M.I. : L’Etat se plaint qu’il n’y a plus de repères alors qu’il a cassé toutes les instances intermédiaires susceptibles de les créer. Ces instances produisaient des normes disciplinaires, morales, de politesse. Et elles en étaient aussi juges. Aujourd’hui, la confusion est de plus en plus forte entre le droit et la morale. Les romanciers du XIXe siècle, et jusqu’aux années 30 - Balzac est sans doute le plus intéressant - n’avaient pas cessé de mettre en scène ces distinctions entre le droit et la morale. Le droit apparaissant comme quelque chose d’extérieur aux individus et comme une machine arbitraire. La société devait faire avec. Aujourd’hui, le droit apparaît comme une instance salvatrice.

A.T. :L’une des caractéristiques françaises, en effet, est que l’Etat a voulu à la fois être la loi et la morale. L’école publique est une école morale. Les déclarations, les textes montrent qu’on a remplacé la religion par une religion laïque, de progrès. En 68, l’idée est née qu’il pouvait y avoir une morale à partir des conduites personnelles, alors même que l’Etat de Jules Ferry était devenu purement répressif : si l’Etat donne de la liberté, c’est pour combattre le monopole catholique. Le contrôle moral jusqu’avant 68 est exercé par l’Eglise catholique. L’Etat a donc eu le rôle de lutter contre.

M.I. : En fait, la séparation de la religion du droit est nettement plus ancienne. A partir de la Révolution, le mariage n’est plus obligatoirement religieux, la religion n’a pas une importance fondamentale dans les relations des parents vis-à-vis des enfants. L’émancipation du droit de la religion commence à partir de la Révolution. Même la répression de la contraception et de l’avortement est davantage liée aux politiques natalistes que religieuses.

Pensez-vous qu’on peut parler d’un héritage de 68 en matière de mœurs ? Cet héritage est-il positif ou négatif ?

A.T. : 68 est quelque chose d’extrêmement neuf, que le système politique et même culturel n’ont pas été prêts à recevoir. On l’accueille en même temps qu’on le rejette. Si on parle autant aujourd’hui de 68, c’est parce que cet événement recommence à avoir un sens. La période dite libérale mise en place en 1970 et 1975 en Europe montre des signes d’épuisement. On recommence donc à se demander sur quoi on peut faire vivre notre société. On ne peut pas vivre sans grand projet. Et le projet consiste à recoudre ce qui a été décousu et déchiré.

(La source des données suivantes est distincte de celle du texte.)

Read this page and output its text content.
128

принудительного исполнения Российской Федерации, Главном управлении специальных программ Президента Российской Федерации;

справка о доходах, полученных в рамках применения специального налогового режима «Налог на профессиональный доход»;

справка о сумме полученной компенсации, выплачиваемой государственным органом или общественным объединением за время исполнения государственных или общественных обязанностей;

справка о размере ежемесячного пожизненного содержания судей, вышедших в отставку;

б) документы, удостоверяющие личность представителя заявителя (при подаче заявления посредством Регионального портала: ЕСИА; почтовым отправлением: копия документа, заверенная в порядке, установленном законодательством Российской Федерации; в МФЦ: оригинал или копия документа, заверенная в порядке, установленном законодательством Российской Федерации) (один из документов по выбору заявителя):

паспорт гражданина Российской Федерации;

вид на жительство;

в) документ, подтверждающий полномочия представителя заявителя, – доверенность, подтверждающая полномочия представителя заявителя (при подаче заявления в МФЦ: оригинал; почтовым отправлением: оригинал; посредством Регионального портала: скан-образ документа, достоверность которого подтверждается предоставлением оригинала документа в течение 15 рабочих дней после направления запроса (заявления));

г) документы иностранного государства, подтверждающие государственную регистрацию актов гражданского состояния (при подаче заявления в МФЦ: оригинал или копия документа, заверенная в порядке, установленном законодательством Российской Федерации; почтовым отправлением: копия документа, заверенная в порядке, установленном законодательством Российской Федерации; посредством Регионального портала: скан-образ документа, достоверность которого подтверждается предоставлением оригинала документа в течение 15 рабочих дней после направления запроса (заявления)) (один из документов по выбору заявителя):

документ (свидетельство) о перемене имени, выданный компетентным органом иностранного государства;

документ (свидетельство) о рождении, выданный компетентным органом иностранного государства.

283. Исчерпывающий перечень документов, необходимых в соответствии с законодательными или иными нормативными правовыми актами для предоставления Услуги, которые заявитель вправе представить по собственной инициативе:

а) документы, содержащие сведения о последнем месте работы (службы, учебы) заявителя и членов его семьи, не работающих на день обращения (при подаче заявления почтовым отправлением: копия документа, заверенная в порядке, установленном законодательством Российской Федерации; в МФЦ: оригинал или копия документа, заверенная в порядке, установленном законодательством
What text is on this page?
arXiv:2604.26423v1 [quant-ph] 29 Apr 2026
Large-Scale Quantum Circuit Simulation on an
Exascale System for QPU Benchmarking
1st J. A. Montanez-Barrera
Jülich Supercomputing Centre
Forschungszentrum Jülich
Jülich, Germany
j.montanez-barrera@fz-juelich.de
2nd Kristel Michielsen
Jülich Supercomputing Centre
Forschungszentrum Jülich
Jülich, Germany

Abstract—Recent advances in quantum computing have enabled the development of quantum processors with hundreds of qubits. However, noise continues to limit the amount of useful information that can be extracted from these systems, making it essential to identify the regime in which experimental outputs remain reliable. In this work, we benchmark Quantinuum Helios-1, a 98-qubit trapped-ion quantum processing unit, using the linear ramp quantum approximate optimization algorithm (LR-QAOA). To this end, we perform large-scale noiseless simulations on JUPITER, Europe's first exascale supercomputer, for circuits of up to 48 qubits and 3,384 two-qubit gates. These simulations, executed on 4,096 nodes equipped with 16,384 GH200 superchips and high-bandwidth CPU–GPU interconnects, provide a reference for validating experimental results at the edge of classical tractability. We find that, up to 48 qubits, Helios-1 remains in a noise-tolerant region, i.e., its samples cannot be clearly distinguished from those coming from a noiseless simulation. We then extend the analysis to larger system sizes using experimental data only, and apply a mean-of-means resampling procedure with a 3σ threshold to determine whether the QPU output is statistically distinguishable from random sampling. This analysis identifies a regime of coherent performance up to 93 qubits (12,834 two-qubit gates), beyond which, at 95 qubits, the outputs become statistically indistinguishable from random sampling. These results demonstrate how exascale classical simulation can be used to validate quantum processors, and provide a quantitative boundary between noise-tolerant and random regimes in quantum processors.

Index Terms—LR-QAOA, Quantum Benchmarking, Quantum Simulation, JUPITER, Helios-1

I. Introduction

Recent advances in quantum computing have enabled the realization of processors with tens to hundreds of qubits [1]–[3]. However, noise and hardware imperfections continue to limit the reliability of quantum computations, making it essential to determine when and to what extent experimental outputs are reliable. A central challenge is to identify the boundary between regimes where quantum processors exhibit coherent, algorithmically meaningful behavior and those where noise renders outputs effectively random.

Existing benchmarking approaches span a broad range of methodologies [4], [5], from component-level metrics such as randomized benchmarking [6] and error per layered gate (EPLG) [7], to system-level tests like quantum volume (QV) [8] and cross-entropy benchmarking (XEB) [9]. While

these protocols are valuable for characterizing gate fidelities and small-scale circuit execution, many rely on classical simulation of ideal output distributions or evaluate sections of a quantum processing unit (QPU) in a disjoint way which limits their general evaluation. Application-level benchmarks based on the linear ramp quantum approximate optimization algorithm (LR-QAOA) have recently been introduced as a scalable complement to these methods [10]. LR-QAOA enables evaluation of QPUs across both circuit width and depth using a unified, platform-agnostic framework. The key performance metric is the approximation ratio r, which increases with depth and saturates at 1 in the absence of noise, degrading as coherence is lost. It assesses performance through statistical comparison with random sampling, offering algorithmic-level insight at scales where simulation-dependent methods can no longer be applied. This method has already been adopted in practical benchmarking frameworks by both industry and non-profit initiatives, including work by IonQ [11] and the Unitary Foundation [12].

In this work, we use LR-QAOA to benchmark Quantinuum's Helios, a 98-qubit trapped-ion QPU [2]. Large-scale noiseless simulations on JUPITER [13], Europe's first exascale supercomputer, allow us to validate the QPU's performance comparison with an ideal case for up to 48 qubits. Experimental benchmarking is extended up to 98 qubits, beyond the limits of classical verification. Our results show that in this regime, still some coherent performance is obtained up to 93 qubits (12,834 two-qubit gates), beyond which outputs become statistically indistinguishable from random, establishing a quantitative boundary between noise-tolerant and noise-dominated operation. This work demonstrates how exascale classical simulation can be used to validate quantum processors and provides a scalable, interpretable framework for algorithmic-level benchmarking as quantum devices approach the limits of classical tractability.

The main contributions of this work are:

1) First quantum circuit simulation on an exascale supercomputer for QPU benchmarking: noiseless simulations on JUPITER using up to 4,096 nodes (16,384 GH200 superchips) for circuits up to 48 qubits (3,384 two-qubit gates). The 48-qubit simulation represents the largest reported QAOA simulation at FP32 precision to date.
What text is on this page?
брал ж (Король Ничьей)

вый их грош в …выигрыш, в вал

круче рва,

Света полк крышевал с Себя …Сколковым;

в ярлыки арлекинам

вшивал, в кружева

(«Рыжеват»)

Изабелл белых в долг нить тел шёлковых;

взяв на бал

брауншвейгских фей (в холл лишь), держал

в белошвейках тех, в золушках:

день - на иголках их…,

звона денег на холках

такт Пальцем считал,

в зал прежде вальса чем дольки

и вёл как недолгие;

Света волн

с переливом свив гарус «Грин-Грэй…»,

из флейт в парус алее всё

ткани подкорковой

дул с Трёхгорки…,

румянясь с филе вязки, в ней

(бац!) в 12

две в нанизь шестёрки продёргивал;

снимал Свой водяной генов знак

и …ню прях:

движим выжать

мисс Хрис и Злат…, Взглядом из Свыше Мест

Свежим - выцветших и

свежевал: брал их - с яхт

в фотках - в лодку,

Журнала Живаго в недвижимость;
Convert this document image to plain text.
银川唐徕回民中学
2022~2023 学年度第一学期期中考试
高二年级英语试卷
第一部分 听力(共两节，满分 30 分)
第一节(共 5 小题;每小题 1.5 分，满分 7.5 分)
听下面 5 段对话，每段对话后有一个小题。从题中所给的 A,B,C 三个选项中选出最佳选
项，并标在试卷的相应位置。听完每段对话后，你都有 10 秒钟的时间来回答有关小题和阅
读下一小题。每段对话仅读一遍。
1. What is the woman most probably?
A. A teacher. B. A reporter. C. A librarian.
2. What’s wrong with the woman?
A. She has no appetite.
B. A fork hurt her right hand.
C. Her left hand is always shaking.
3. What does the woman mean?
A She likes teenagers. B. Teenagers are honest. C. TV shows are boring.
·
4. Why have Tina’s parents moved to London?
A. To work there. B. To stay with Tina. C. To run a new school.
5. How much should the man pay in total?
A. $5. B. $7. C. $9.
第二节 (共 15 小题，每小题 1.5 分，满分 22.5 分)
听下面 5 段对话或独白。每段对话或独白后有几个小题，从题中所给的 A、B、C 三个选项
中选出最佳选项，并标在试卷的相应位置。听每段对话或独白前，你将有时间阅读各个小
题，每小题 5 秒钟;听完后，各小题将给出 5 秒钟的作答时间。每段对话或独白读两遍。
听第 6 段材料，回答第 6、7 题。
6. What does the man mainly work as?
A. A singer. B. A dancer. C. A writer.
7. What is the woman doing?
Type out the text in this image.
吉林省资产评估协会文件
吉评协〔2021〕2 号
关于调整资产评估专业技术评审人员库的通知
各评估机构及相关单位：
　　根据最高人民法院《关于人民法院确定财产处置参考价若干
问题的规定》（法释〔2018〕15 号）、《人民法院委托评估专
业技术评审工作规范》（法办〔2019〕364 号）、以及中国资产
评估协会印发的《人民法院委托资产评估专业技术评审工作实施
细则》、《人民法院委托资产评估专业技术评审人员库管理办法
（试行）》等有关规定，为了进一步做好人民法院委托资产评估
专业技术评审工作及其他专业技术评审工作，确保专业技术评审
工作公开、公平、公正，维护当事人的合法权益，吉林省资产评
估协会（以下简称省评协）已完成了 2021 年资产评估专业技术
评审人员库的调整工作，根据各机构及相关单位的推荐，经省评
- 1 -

M.I. : Mai 68 a-t-il été nécessaire dans l’histoire ? Je dirais que l’intérêt de 68 réside dans le fait que c’était sans doute la fin d’un monde des mœurs, celui de la famille, du mariage, de la pudeur, un monde qui avait aussi sa poésie, même s’il était très violent. Comme dans toute fin de monde, et comme toujours dans des processus révolutionnaires, il y a beaucoup de possibles qui circulent dans les pensées et les projets. Mais les possibles les plus intéressants ont été ensevelis, comme ceux qui pariaient sur la liberté personnelle, et donc sur la créativité et l’imagination, dans la sphère privée. Ce sont les possibles les moins intéressants, comme l’hypothèse du citoyen faible, qui ont réussi. Sur ce plan de la vie privée, je crois que cette révolution a été hélas bien ratée. Cela dit, on peut intervenir sur cet état de fait. Le visage qu’a pris cette modernité n’est heureusement pas inéluctable.

A.T. : Je crois qu’on doit aujourd’hui porter un jugement très positif sur 68, parce qu’il était prémonitoire. 68 était un mouvement d’anticipation, d’annonce de grands changements culturels.